Siqueira considera que Marina foi grosseira (Foto: Divulgação)

A cúpula do PSB acaba de eleger, por unanimidade, a nova formação de sua Executiva Nacional. Na tarde desta segunda-feira (13), o novo presidente do partido, o pernambucano Carlos Siqueira, discursa para os membros do Diretório Nacional.

A reunião acontece em um hotel em Brasília e sem a presença de Roberto Amaral, que até hoje ocupou a presidência da sigla. A deputada Luiza Erundina, que fazia parte da cúpula do PSB, também não compareceu à reunião. Segundo fontes, quando foi perguntada à plateia se alguém votaria contra a chapa única, os membros do diretório gargalharam. Ninguém se manifestou contra.

A chapa eleita é formada por Carlos Siqueira na presidência da legenda; o governador eleito de Pernambuco, Paulo Câmara, na vice-presidência; o prefeito de Recife, Geraldo Júlio, na primeira secretaria nacional; o atual governador do Espírito Santo, Renato Casagrande, na secretaria geral e na Fundação João Mangabeira; o vice-governador eleito de São Paulo, Márcio França na tesouraria; além do atual líder da bancada na Câmara e vice na chapa presidencial de Marina Silva, Beto Albuquerque (RS), na vice-presidência de Relações Governamentais.

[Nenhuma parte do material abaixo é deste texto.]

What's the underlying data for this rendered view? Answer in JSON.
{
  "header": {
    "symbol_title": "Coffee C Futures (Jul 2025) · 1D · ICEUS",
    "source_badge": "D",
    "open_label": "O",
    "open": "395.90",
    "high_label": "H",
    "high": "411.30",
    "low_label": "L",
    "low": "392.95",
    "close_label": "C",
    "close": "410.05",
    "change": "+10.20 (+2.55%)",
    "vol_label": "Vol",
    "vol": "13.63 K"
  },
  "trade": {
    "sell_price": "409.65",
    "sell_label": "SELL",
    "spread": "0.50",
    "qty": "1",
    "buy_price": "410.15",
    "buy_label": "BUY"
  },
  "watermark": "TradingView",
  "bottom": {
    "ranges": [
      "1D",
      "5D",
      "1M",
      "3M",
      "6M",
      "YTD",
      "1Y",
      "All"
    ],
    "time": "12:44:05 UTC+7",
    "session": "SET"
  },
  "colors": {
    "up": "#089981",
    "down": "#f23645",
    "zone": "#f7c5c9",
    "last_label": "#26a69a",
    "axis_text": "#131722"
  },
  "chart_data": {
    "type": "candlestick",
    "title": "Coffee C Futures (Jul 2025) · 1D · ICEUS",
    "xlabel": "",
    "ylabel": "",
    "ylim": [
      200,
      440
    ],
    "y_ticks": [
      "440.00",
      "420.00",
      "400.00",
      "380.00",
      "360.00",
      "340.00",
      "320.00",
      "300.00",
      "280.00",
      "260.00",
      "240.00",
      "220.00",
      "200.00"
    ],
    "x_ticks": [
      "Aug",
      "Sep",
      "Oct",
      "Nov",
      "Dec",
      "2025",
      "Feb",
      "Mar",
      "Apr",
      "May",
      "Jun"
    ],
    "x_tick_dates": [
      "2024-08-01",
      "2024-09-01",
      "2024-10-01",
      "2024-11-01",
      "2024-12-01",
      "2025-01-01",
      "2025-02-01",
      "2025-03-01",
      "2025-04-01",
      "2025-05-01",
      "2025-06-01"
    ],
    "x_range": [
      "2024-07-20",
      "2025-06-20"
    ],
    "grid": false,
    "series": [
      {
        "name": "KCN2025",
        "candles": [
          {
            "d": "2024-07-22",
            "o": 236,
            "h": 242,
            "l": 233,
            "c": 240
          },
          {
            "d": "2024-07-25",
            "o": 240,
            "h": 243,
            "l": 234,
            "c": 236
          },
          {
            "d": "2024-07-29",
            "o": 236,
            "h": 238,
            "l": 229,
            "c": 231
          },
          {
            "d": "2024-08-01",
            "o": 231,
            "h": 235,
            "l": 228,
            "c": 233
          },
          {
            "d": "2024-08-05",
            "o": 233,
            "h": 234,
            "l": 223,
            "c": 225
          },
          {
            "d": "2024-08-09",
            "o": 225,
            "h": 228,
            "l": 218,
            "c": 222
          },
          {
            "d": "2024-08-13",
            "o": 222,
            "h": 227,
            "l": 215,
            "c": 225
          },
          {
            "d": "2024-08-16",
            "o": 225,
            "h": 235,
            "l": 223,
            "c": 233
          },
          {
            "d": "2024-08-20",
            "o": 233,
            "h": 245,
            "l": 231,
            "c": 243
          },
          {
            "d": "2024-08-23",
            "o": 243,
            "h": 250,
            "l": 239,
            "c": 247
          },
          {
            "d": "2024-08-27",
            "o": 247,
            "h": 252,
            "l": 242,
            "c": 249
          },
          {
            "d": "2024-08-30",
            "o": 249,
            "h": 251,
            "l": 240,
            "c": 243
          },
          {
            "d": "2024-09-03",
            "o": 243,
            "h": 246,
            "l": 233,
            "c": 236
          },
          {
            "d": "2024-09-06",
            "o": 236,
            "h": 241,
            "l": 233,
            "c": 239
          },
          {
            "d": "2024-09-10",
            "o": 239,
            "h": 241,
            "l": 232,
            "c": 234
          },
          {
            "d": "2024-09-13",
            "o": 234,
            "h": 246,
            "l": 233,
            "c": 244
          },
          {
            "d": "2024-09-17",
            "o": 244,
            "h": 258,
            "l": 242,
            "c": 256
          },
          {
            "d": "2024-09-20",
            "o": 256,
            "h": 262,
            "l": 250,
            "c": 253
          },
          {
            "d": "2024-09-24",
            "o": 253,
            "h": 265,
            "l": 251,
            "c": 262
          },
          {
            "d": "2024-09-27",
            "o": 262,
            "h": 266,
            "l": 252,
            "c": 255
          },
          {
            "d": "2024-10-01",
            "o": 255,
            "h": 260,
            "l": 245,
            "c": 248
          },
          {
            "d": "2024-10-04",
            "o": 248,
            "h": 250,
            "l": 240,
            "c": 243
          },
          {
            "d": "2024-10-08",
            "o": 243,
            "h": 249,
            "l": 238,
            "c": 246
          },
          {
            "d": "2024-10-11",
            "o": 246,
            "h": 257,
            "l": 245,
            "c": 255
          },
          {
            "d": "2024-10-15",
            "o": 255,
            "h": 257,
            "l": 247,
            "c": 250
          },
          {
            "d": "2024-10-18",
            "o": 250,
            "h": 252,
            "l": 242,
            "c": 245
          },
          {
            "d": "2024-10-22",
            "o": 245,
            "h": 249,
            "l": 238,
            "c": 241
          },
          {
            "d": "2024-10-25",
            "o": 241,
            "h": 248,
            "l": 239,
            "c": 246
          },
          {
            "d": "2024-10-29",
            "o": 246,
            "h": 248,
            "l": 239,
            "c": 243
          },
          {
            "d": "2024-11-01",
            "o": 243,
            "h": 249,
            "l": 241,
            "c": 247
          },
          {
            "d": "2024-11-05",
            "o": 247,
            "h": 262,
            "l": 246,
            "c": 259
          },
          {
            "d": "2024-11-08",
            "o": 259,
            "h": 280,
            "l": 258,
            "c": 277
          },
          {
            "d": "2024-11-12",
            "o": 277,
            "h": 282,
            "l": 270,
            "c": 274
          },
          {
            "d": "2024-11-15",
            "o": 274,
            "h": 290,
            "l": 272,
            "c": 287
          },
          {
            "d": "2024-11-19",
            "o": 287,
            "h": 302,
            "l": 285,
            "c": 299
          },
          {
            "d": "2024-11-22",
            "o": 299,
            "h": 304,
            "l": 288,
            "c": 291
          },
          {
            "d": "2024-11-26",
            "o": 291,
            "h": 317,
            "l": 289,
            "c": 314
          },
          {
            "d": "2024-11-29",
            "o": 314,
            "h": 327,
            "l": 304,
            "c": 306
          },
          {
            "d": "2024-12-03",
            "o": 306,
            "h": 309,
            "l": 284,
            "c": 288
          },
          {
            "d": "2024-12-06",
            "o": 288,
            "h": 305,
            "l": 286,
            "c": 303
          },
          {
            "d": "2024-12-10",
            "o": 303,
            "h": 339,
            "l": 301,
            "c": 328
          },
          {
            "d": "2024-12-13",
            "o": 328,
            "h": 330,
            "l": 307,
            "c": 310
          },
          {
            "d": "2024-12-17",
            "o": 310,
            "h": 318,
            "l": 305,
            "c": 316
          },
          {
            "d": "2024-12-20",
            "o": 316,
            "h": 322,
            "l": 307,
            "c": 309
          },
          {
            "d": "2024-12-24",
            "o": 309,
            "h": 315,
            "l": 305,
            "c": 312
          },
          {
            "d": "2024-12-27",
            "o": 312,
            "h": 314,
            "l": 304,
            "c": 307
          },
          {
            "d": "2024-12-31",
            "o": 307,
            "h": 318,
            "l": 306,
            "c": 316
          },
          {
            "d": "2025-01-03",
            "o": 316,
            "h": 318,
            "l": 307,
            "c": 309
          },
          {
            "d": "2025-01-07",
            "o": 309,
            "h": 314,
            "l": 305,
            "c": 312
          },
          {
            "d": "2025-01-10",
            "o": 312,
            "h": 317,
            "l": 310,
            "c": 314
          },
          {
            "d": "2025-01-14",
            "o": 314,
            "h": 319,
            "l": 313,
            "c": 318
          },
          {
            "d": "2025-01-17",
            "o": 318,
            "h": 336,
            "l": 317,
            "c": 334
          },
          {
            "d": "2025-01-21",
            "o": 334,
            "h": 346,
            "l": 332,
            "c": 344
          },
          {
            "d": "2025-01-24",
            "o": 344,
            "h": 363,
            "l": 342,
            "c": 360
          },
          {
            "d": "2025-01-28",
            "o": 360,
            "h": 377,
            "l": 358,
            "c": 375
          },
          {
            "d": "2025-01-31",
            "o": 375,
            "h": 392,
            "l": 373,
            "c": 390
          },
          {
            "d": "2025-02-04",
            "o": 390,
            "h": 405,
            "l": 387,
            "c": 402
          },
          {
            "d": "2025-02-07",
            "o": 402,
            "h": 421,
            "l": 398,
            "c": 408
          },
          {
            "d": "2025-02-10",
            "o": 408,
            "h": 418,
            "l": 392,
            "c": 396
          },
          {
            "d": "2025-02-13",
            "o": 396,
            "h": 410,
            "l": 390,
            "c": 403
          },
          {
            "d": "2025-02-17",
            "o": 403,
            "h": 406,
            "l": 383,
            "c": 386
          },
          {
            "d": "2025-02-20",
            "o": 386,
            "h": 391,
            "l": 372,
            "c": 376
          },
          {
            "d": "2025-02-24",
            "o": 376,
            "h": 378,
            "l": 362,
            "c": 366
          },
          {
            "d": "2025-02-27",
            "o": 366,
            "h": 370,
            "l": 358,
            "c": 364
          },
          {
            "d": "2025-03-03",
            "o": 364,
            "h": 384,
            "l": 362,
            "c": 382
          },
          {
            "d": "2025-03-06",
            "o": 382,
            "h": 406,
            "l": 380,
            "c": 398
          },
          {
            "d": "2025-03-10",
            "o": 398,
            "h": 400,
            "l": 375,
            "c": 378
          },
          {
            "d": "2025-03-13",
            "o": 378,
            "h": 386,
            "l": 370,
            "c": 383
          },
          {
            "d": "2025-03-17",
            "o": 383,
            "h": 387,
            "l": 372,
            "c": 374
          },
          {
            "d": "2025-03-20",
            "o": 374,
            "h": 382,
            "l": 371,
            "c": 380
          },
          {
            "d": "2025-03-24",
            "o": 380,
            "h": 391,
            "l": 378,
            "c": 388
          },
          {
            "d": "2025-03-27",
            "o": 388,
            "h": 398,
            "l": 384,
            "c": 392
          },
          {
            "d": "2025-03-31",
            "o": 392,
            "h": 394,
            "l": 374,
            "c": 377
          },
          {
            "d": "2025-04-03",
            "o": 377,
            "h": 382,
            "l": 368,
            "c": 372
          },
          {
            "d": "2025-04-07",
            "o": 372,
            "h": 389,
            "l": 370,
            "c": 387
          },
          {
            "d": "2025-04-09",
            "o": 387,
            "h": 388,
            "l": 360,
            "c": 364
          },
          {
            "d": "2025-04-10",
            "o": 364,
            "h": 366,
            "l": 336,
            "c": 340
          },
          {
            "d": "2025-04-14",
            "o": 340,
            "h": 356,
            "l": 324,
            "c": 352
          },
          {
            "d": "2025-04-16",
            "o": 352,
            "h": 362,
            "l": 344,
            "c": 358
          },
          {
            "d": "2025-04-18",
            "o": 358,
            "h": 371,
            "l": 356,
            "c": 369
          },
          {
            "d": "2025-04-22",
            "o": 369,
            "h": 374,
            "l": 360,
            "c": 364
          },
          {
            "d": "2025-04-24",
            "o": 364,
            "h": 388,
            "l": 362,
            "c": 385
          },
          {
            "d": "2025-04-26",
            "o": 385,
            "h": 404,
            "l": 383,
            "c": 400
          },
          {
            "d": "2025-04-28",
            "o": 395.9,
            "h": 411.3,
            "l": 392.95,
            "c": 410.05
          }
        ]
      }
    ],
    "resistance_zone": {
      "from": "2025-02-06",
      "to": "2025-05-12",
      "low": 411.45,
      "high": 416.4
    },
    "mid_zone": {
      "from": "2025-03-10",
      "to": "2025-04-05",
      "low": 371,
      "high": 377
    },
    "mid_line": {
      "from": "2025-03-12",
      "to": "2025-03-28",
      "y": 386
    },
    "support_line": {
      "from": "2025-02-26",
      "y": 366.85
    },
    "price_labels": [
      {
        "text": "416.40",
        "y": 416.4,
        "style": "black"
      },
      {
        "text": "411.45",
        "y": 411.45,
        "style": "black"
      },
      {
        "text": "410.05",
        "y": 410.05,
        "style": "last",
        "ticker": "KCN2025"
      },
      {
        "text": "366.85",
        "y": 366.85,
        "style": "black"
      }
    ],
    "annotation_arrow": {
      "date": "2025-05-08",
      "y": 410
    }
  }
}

Siqueira destacou que o PSB vai se engajar na campanha de Aécio Neves, mas que a aliança é circunstancial e programática. Ele negou que o partido esteja discutindo ministérios em um eventual governo tucano. “Não tratamos de cargos”, enfatizou.

O novo presidente do PSB lembrou o desentendimento que teve com Marina Silva logo que ela foi escolhida para substituir o candidato Eduardo Campos, morto em um acidente aéreo em 13 de agosto. Ele contou que, assim que ele foi indicado para suceder Amaral, ligou para Marina com a intenção de dizer que ela não teria dificuldades em continuar no PSB caso quisesse permanecer na legenda. Siqueira disse à candidata derrotada à Presidência da República que ela poderia continuar no partido sem constrangimentos.

Questionado sobre a posição do partido na próxima legislatura, Siqueira afirmou que, se Aécio saísse vitorioso, seria natural que a legenda integrasse a base de apoio do governo tucano, mas que isso ainda precisa passar por um processo de discussão interno. Ele ressaltou que o PSB, desde que deixou a base do governo Dilma Rousseff, já é oposição ao PT.